Harry awakens, the poison in his hand, realising that Hester's death and Lettie's trial had only been a dream. Deborah enters the room and says she did not go through with the wedding to Warren, as it is Harry whom she loves. Harry and Deborah decide to leave quickly for New York as they had planned.

==Cast==
- George Sanders as Harry Melville Quincey
- Geraldine Fitzgerald as Lettie Quincey
- Ella Raines as Deborah Brown
- Sara Allgood as Nona
- Moyna Macgill as Hester Quincey
- Samuel S. Hinds as Dr. Adams
- Harry von Zell as Ben (as Harry VonZell)
- Judy Clark as Helen
- Coulter Irwin as Biff Wagner (as Coulter F. Irwin)
- Craig Reynolds as John Warren

==Production==
After their collaboration on the 1944 Phantom Lady, producer Joan Harrison chose Thomas Job's stage play Uncle Harry as the next project with director Robert Siodmak. Uncle Harry had seen a successful Broadway production that ran for 430 performances in 1942. The screenplay which Harrison and Siodmak agreed to produce contained a frame narrative which showed the conscience-stricken Harry, unable to cope with his guilt for going unpunished for his crime, at the town's station, waiting to be sent to a mental institution. This ending had been, with some reservations, classified as acceptable by censor Joseph Breen, contrary to the original play, as a delinquent protagonist not brought to justice would be rejected by the Production Code Association (PCA). (Previously planned adaptations by RKO and Twentieth Century Fox, which had met with Breen's objections, remained unrealised.)
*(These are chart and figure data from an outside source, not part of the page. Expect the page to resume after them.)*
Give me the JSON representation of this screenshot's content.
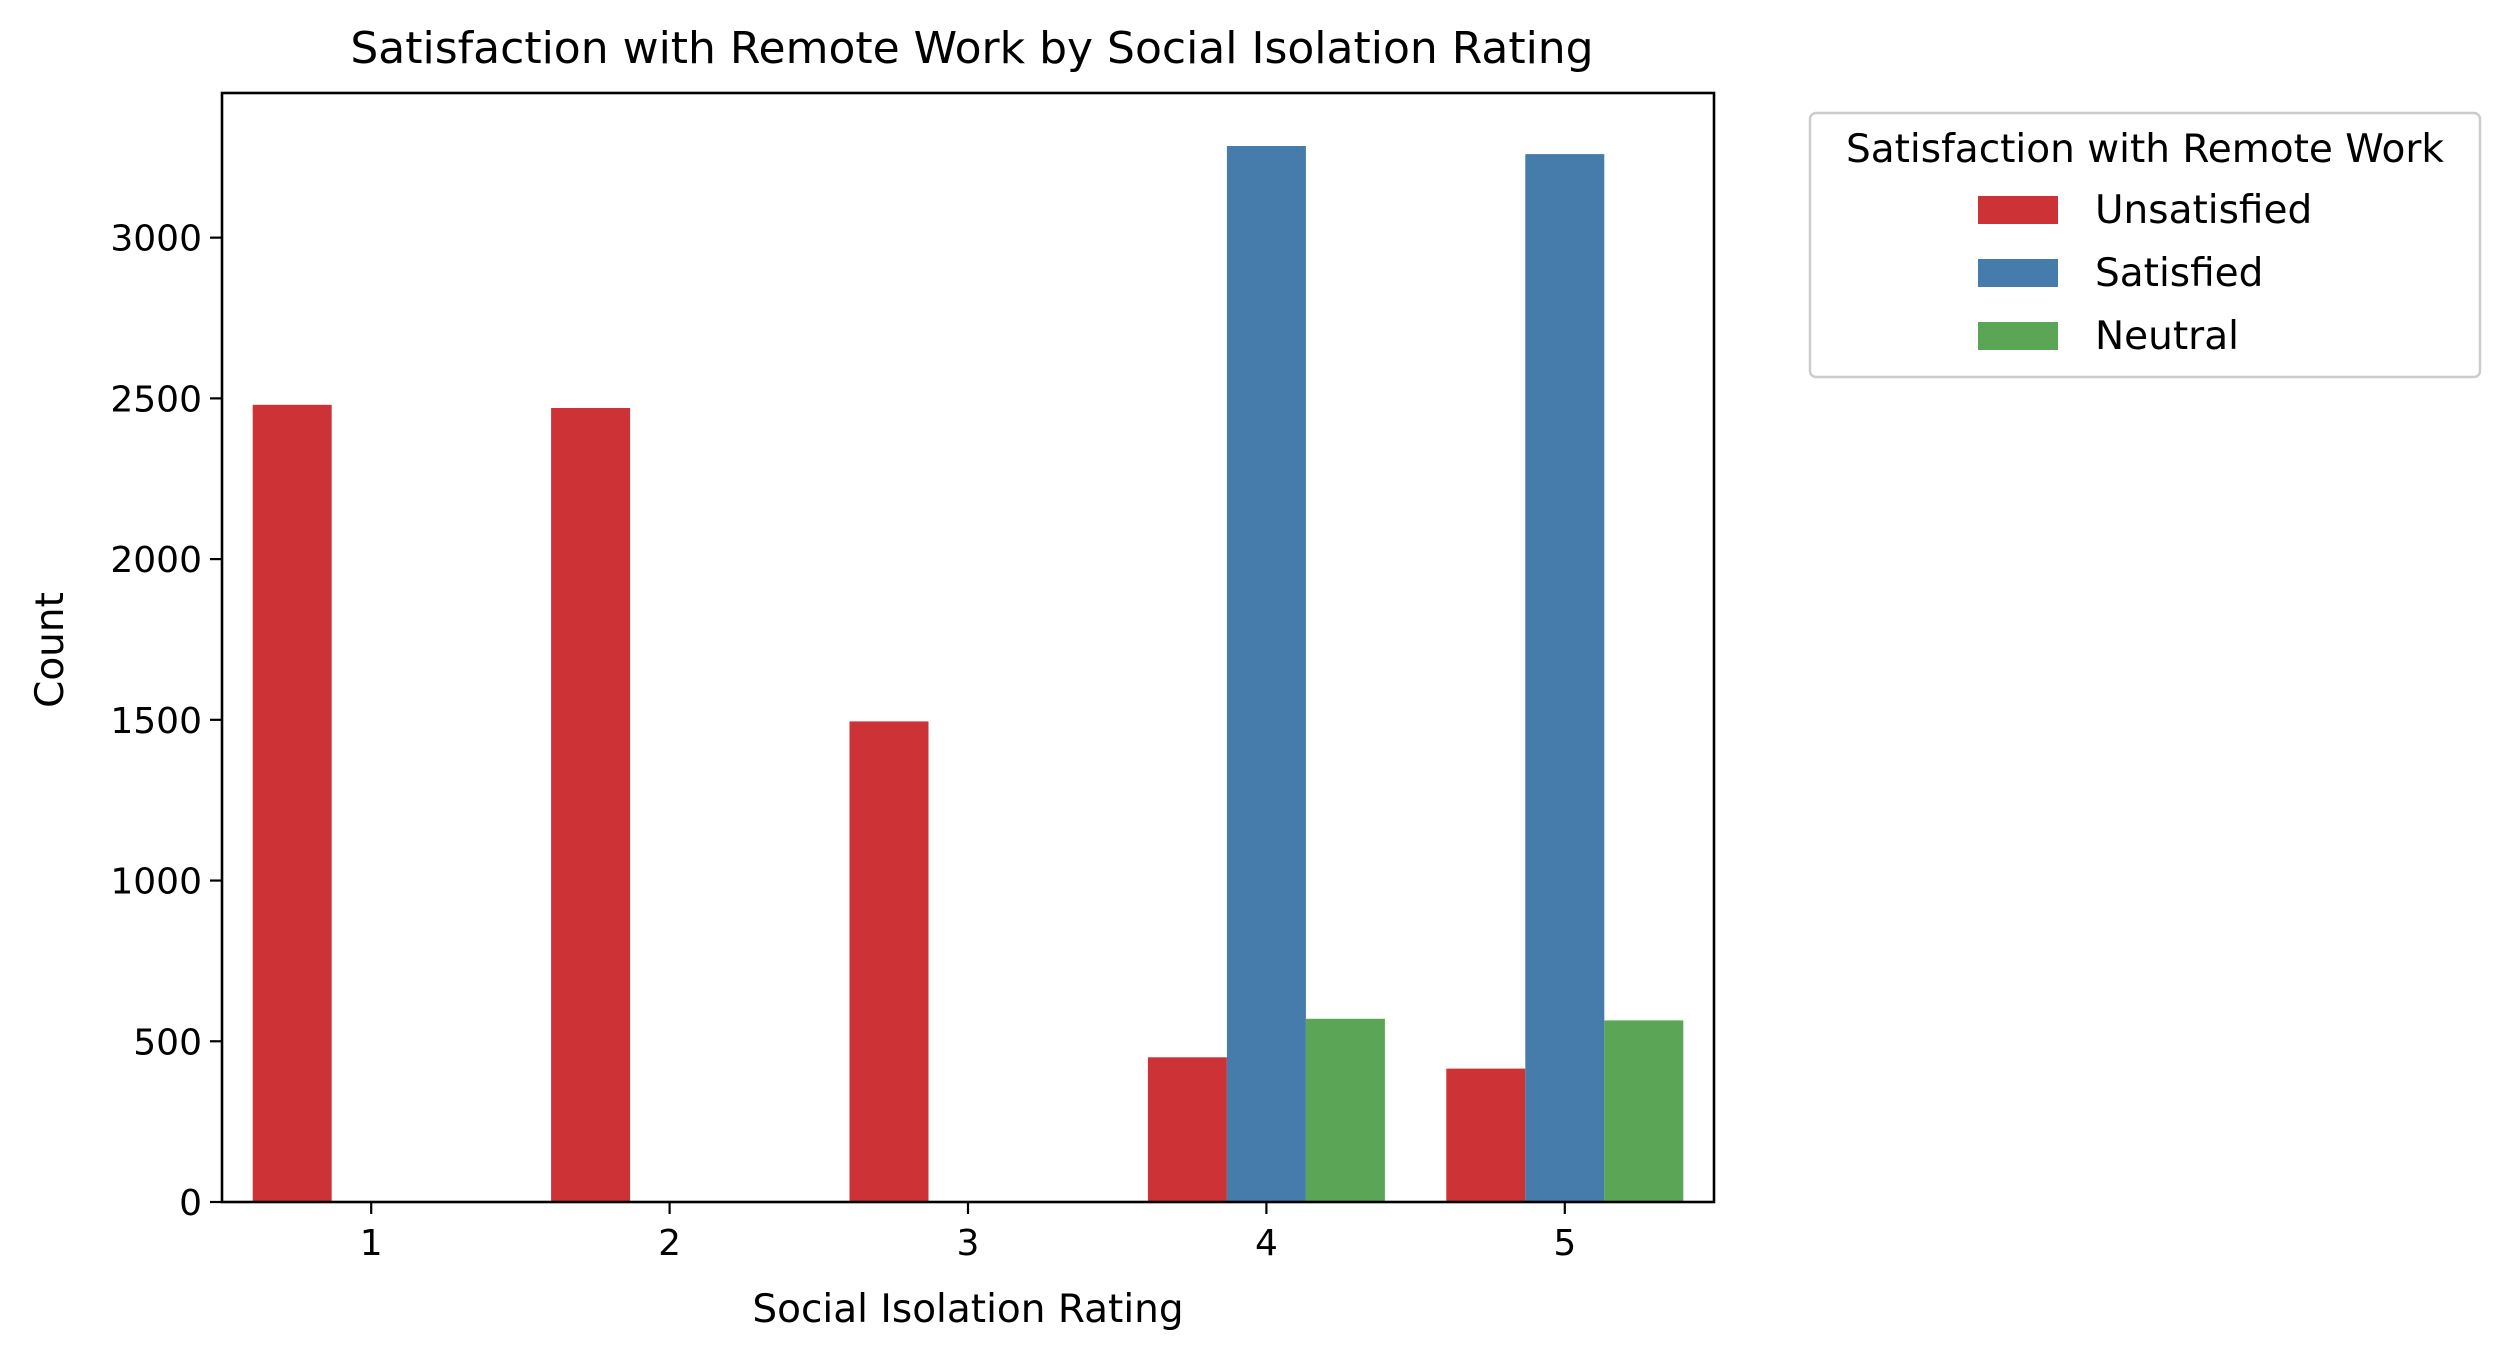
{
  "chart_data": {
    "type": "bar",
    "title": "Satisfaction with Remote Work by Social Isolation Rating",
    "xlabel": "Social Isolation Rating",
    "ylabel": "Count",
    "categories": [
      "1",
      "2",
      "3",
      "4",
      "5"
    ],
    "yticks": [
      0,
      500,
      1000,
      1500,
      2000,
      2500,
      3000
    ],
    "ylim": [
      0,
      3450
    ],
    "grid": false,
    "legend": {
      "title": "Satisfaction with Remote Work",
      "placement": "outside-top-right"
    },
    "series": [
      {
        "name": "Unsatisfied",
        "color": "#cd3236",
        "values": [
          2480,
          2470,
          1495,
          450,
          415
        ]
      },
      {
        "name": "Satisfied",
        "color": "#457cab",
        "values": [
          0,
          0,
          0,
          3285,
          3260
        ]
      },
      {
        "name": "Neutral",
        "color": "#5aa556",
        "values": [
          0,
          0,
          0,
          570,
          565
        ]
      }
    ]
  }
}
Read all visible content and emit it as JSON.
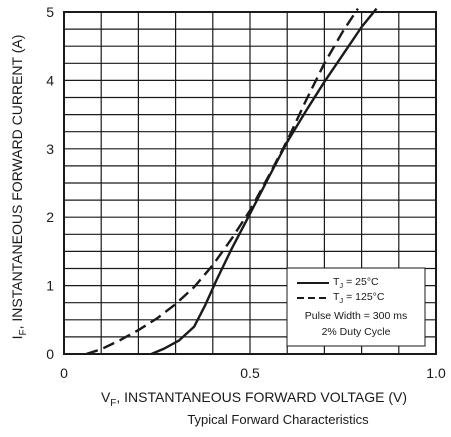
{
  "chart_data": {
    "type": "line",
    "x_label": "V_F, INSTANTANEOUS FORWARD VOLTAGE (V)",
    "x_label_main": "V",
    "x_label_sub": "F",
    "x_label_rest": ", INSTANTANEOUS FORWARD VOLTAGE (V)",
    "y_label_main": "I",
    "y_label_sub": "F",
    "y_label_rest": ", INSTANTANEOUS FORWARD CURRENT (A)",
    "caption": "Typical Forward Characteristics",
    "xlim": [
      0,
      1.0
    ],
    "ylim": [
      0,
      5
    ],
    "x_ticks": [
      "0",
      "0.5",
      "1.0"
    ],
    "x_tick_values": [
      0,
      0.5,
      1.0
    ],
    "y_ticks": [
      "0",
      "1",
      "2",
      "3",
      "4",
      "5"
    ],
    "y_tick_values": [
      0,
      1,
      2,
      3,
      4,
      5
    ],
    "grid": true,
    "legend_position": "bottom-right",
    "series": [
      {
        "name_main": "T",
        "name_sub": "J",
        "name_rest": " = 25°C",
        "style": "solid",
        "x": [
          0.235,
          0.27,
          0.31,
          0.35,
          0.38,
          0.41,
          0.45,
          0.5,
          0.55,
          0.6,
          0.65,
          0.7,
          0.75,
          0.8,
          0.84
        ],
        "y": [
          0,
          0.08,
          0.2,
          0.4,
          0.72,
          1.08,
          1.53,
          2.05,
          2.58,
          3.1,
          3.55,
          3.98,
          4.38,
          4.78,
          5.05
        ]
      },
      {
        "name_main": "T",
        "name_sub": "J",
        "name_rest": " = 125°C",
        "style": "dashed",
        "x": [
          0.06,
          0.1,
          0.15,
          0.2,
          0.25,
          0.3,
          0.35,
          0.4,
          0.45,
          0.5,
          0.55,
          0.6,
          0.65,
          0.7,
          0.75,
          0.79
        ],
        "y": [
          0,
          0.07,
          0.2,
          0.35,
          0.52,
          0.73,
          0.98,
          1.3,
          1.68,
          2.1,
          2.6,
          3.12,
          3.7,
          4.25,
          4.72,
          5.05
        ]
      }
    ],
    "legend_note_1": "Pulse Width = 300 ms",
    "legend_note_2": "2% Duty Cycle"
  }
}
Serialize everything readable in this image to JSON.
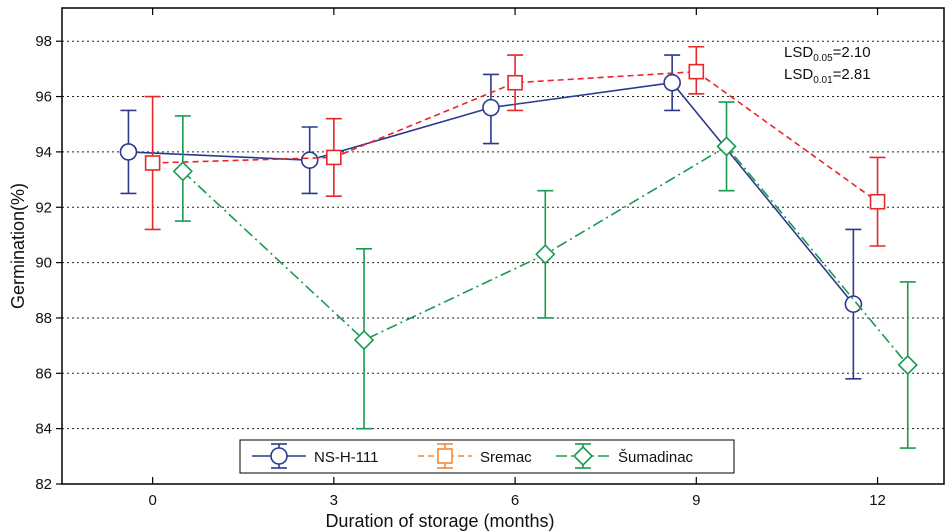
{
  "chart_data": {
    "type": "line",
    "xlabel": "Duration of storage (months)",
    "ylabel": "Germination(%)",
    "xlim": [
      -1.5,
      13.1
    ],
    "ylim": [
      82,
      99.2
    ],
    "x_ticks": [
      "0",
      "3",
      "6",
      "9",
      "12"
    ],
    "y_ticks": [
      "82",
      "84",
      "86",
      "88",
      "90",
      "92",
      "94",
      "96",
      "98"
    ],
    "grid": "horizontal dotted",
    "legend_position": "bottom-center",
    "series": [
      {
        "name": "NS-H-111",
        "color": "#2b3a8f",
        "line_style": "solid",
        "marker": "circle",
        "x": [
          -0.4,
          2.6,
          5.6,
          8.6,
          11.6
        ],
        "y": [
          94.0,
          93.7,
          95.6,
          96.5,
          88.5
        ],
        "err_low": [
          92.5,
          92.5,
          94.3,
          95.5,
          85.8
        ],
        "err_high": [
          95.5,
          94.9,
          96.8,
          97.5,
          91.2
        ]
      },
      {
        "name": "Sremac",
        "color": "#e8262b",
        "legend_color": "#f08a3c",
        "line_style": "dashed",
        "marker": "square",
        "x": [
          0.0,
          3.0,
          6.0,
          9.0,
          12.0
        ],
        "y": [
          93.6,
          93.8,
          96.5,
          96.9,
          92.2
        ],
        "err_low": [
          91.2,
          92.4,
          95.5,
          96.1,
          90.6
        ],
        "err_high": [
          96.0,
          95.2,
          97.5,
          97.8,
          93.8
        ]
      },
      {
        "name": "Šumadinac",
        "color": "#1a9a50",
        "line_style": "dash-dot",
        "marker": "diamond",
        "x": [
          0.5,
          3.5,
          6.5,
          9.5,
          12.5
        ],
        "y": [
          93.3,
          87.2,
          90.3,
          94.2,
          86.3
        ],
        "err_low": [
          91.5,
          84.0,
          88.0,
          92.6,
          83.3
        ],
        "err_high": [
          95.3,
          90.5,
          92.6,
          95.8,
          89.3
        ]
      }
    ],
    "annotations": [
      {
        "prefix": "LSD",
        "sub": "0.05",
        "text": "=2.10"
      },
      {
        "prefix": "LSD",
        "sub": "0.01",
        "text": "=2.81"
      }
    ]
  }
}
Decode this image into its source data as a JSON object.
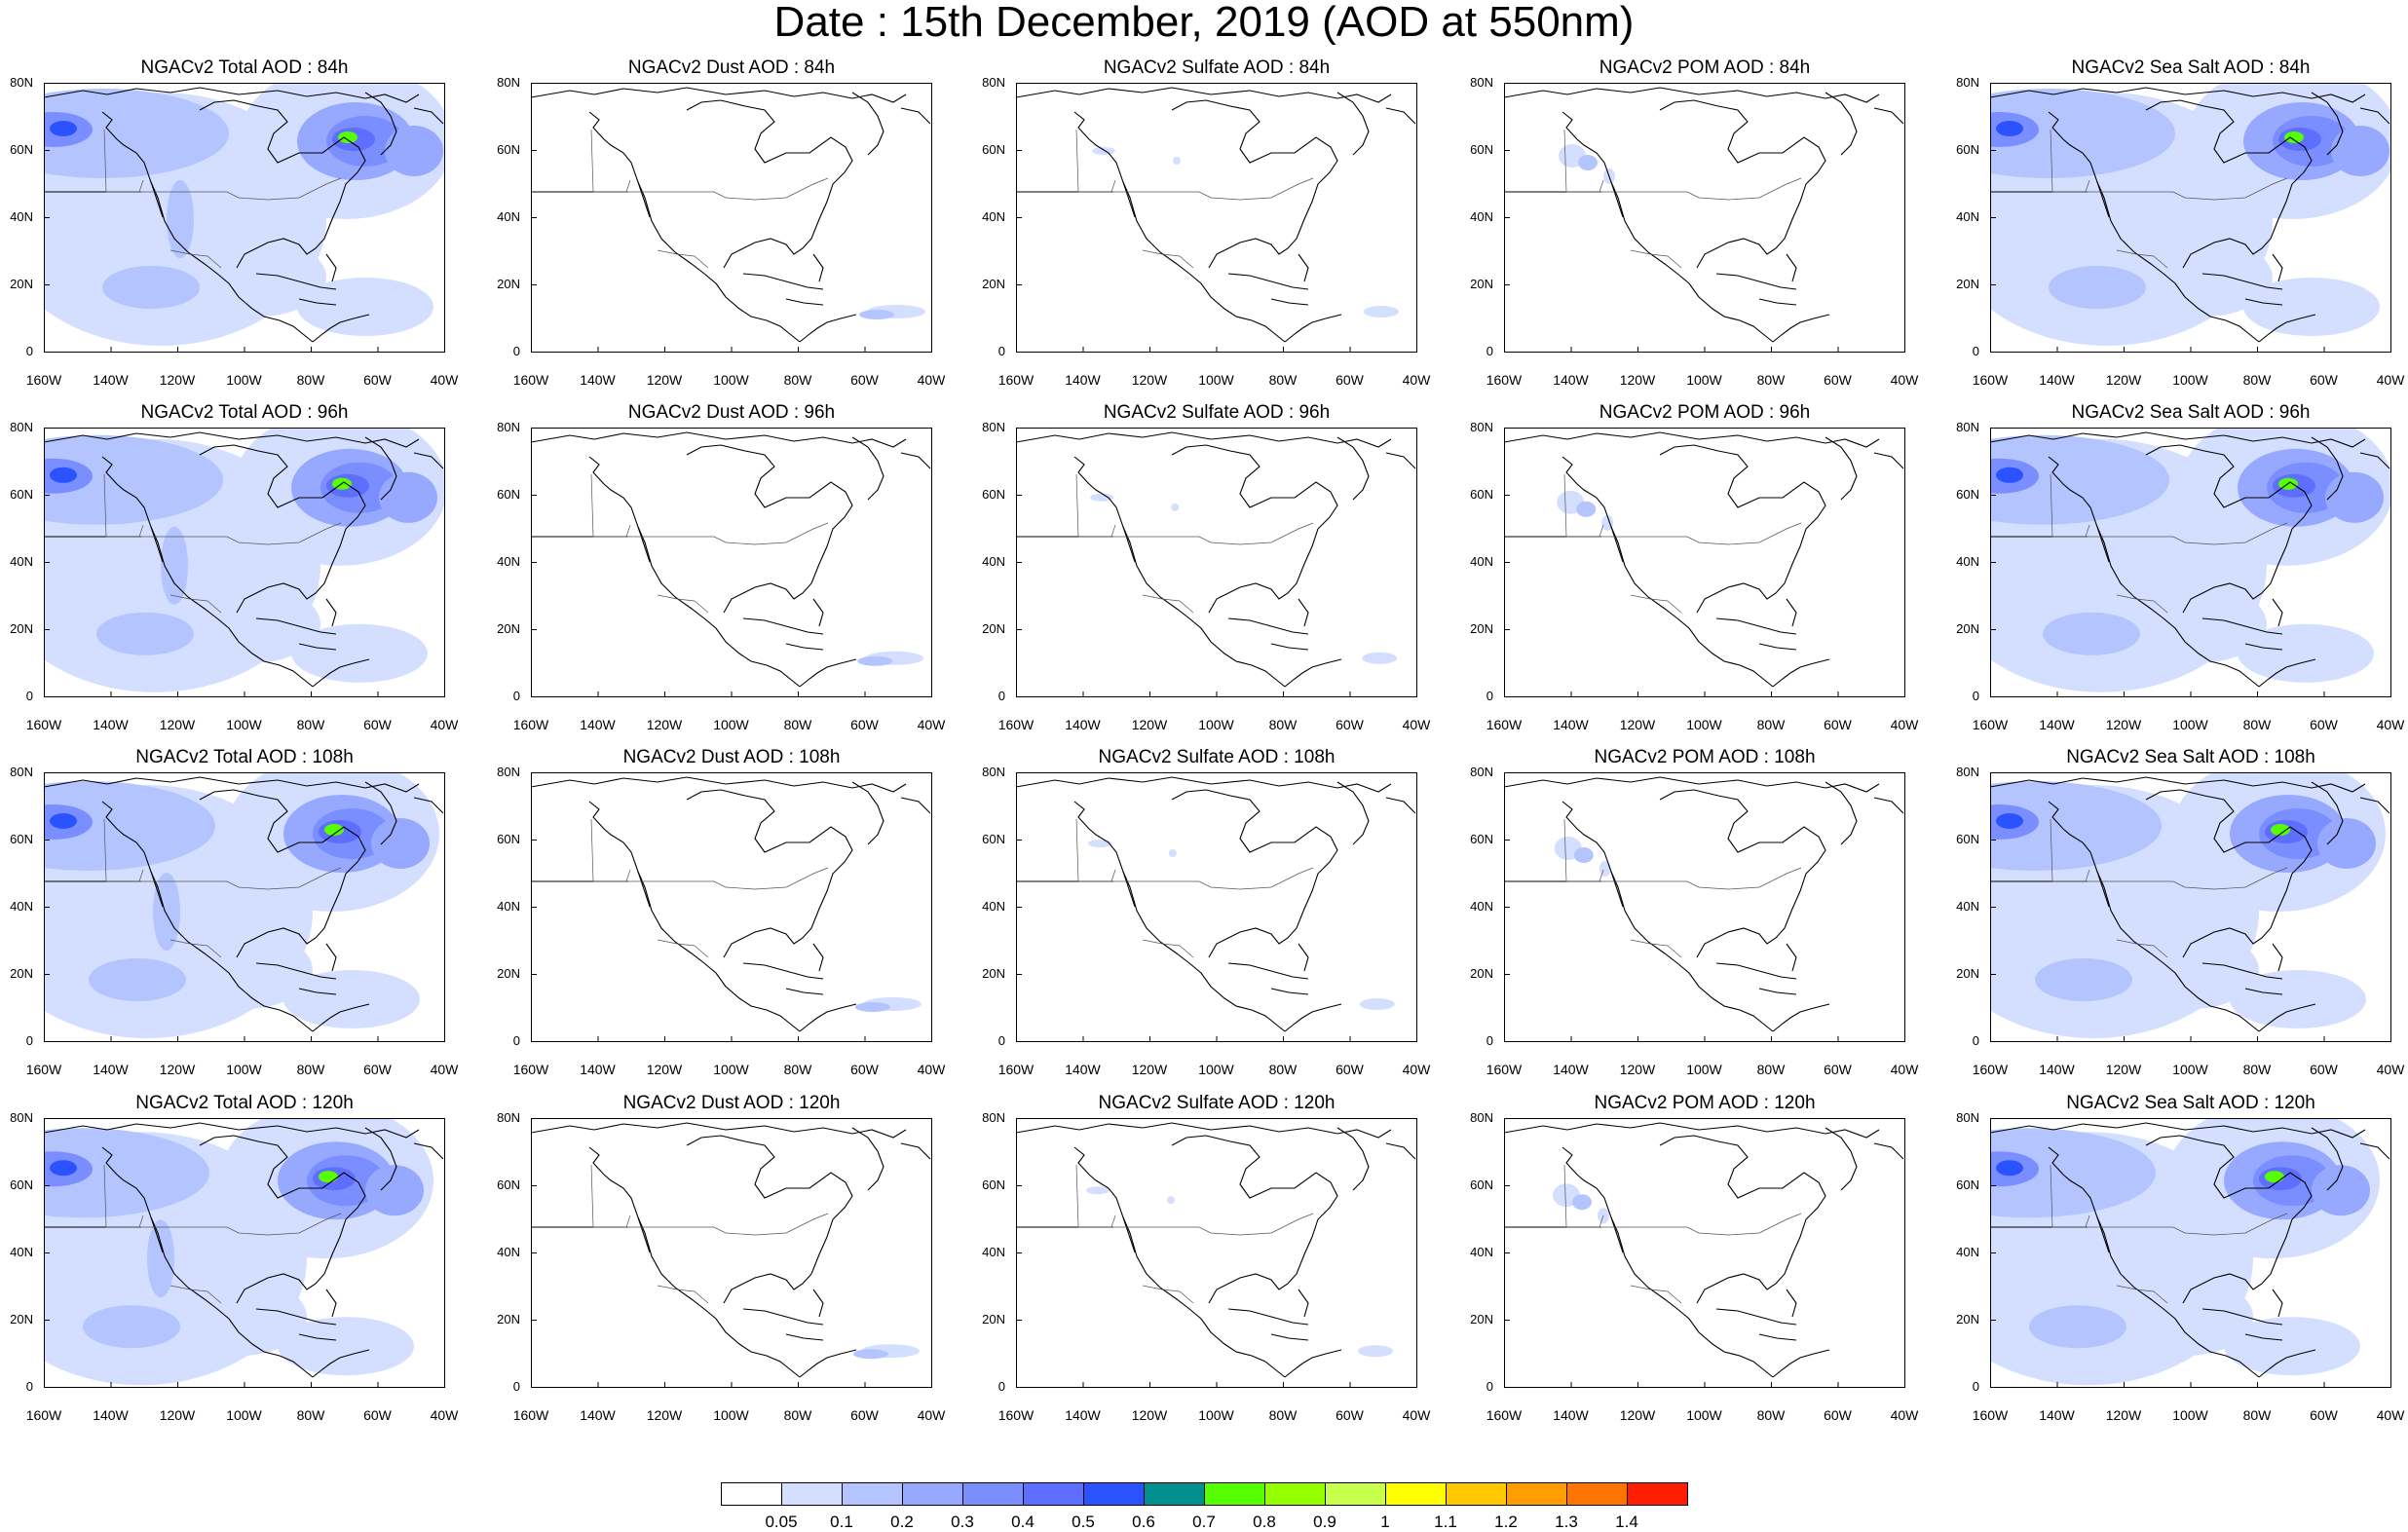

Prior to the film's scheduled August 1945 release, Universal studio's production manager Martin Murphy insisted on re-cuts and the adding of the "dream ending" to get the PCA's approval. In his autobiography, Siodmak claimed that after repeated test screenings, his original cut was reinstated, and that the dream ending, although a compromise invented to appease the censors, was his idea. According to Siodmak biographer Joseph Greco, Siodmak refused to shoot the forced-upon ending (reportedly, five different endings had been presented at the test screenings), so the final scene had to be shot by an uncredited Roy William Neill. The film did poorly at the box office, and as a consequence of the studio's conduct in the matter, Joan Harrison ended her association with Universal and produced her next film for RKO. In later years, The Strange Affair of Uncle Harry was also released in a heavily edited reissue version titled The Zero Murder Case.

==Reception==
In his 1945 New York Times review, critic Bosley Crowther described the film as "a drab and monotonous succession of routine episodes" with a "script [that] is pictorially cut-and-dried." Crowther also noted that "Siodmak's direction is curiously slow and stiff" and that "George Sanders is badly miscast as the murderous Milquetoast, giving neither an illusion of timidity nor the menace of ugly temperament." In The Nation in 1945, critic James Agee stated, "It may be unforgivably decadent of me, but I cannot get much excited about incest ... I am, however, definitely excited by watching characters in conflict with themselves and with others; by the beauty, intelligence, and ability of Geraldine Fitzgerald ... I imagine the two people most to be thanked for so intelligently casting, specifying, and bringing to life this generally superior movie are the producer, Joan Harrison, and the director, Robert Siodmak. Nobody is to be thanked for the asinine ending."

In later years, reviewers spoke more in favour of the film. Glenn Erickson rated it as a "perfect little picture of its kind, with impressive performances and an intriguing theme", and Geoff Andrew (Time Out) saw an "impressive psychological study in various forms of obsession" with a "superb and unusually touching" performance by Sanders.